Badische Zeitung Lörrach, Weil am Rhein, 31.12.2022

 

Gotteshaus, Turnhalle, Konzertsaal und mehr

Mit dem Auszug der Schwestern aus dem Heitersheimer Malteserschloss verliert die Schlosskirche ihre Funktion als Kirche. Ein eher seltener Vorgang, doch es gibt weitere Beispiele für profanierte Kirchen in der Region.

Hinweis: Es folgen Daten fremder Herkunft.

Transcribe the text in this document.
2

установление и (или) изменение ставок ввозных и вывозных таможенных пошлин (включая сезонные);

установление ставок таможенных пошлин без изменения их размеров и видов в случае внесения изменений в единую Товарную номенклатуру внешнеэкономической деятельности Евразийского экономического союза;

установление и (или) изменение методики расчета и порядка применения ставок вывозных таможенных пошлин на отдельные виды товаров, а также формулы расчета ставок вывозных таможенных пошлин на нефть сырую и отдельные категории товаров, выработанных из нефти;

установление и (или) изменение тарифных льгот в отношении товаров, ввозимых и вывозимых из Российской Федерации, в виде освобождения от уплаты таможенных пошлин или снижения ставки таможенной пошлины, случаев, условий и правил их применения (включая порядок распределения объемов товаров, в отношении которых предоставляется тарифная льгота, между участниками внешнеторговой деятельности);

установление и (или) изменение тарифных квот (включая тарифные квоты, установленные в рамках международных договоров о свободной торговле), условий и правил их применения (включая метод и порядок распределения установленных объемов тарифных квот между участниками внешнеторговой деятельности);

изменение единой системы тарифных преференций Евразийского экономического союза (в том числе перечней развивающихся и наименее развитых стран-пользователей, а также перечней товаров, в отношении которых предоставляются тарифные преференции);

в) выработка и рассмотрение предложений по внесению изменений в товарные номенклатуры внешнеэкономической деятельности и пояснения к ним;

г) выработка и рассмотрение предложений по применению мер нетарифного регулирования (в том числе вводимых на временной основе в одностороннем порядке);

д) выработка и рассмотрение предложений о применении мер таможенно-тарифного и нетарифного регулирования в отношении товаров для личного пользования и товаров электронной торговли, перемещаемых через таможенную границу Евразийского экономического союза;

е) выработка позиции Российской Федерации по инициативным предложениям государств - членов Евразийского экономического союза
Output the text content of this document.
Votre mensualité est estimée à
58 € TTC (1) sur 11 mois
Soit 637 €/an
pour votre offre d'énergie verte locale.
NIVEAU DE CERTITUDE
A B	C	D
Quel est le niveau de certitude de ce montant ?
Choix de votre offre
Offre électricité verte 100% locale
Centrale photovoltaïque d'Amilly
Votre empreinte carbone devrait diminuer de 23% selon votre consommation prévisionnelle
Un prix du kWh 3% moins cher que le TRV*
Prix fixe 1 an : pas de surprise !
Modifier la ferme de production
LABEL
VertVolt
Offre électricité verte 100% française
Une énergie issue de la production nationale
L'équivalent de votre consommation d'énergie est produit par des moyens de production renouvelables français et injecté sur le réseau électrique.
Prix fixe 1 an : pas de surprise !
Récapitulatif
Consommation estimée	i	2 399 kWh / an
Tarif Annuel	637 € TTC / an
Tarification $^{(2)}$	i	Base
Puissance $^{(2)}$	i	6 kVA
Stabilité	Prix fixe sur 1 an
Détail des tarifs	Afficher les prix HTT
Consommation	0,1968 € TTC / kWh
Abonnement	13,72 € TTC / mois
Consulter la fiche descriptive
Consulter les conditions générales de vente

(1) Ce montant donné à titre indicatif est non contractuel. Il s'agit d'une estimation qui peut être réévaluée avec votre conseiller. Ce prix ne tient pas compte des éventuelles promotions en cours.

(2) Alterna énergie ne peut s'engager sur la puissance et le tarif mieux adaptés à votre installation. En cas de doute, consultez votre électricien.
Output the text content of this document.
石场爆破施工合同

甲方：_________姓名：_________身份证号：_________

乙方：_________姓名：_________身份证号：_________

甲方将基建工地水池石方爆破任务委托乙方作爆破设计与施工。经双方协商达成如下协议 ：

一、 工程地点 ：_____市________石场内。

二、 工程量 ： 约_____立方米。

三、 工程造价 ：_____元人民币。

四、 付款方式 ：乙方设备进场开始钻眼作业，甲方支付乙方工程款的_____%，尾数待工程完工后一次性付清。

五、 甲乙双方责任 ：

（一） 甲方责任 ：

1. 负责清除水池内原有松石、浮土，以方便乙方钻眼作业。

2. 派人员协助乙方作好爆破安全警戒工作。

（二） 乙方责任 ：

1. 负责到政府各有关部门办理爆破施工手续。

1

Markgräflerland Mit der zunehmenden Säkularisierung und dem Mitgliederschwund bei den beiden Volkskirchen wird auch der Bedarf an Gotteshäusern geringer. Dass Kirchen zu weltlichen Gebäuden werden, ist dennoch ein Vorgang, der eher in Großstädten als auf dem Land zu beobachten ist. So hat die Evangelische Landeskirche Baden in Freiburg 2016 und 2017 drei Kirchen verkauft, wobei bei der Thomaskirche eine Wiederanmietung geplant ist. Die Anzahl der profanierten Kirchen im Gebiet des Erzbistums Freiburg in den vergangenen Jahren bewege sich im „niedrigen, eher einstelligen Bereich“, sagt Marc Mudrak, Sprecher der Erzdiözese.
Den Rückgang der Gläubigenzahlen als alleinigen Grund dafür anzuführen, dass Kirchen aufhören, Kirchen zu sein, ist allerdings zu simpel. Beim aktuellen Beispiel in Heitersheim hatte die Schlosskirche eine besondere Funktion als geistliche Heimat der Schwestern des Vinzentinerinnen-Ordens, die im Malteserschloss ihren Lebensabend verbrachten. Die stetige Verkleinerung des Ordens mündete im Verkauf des Schlosses in diesem Jahr an die Stadt Heitersheim – und damit verlor auch die Schlosskirche ihre Bedeutung.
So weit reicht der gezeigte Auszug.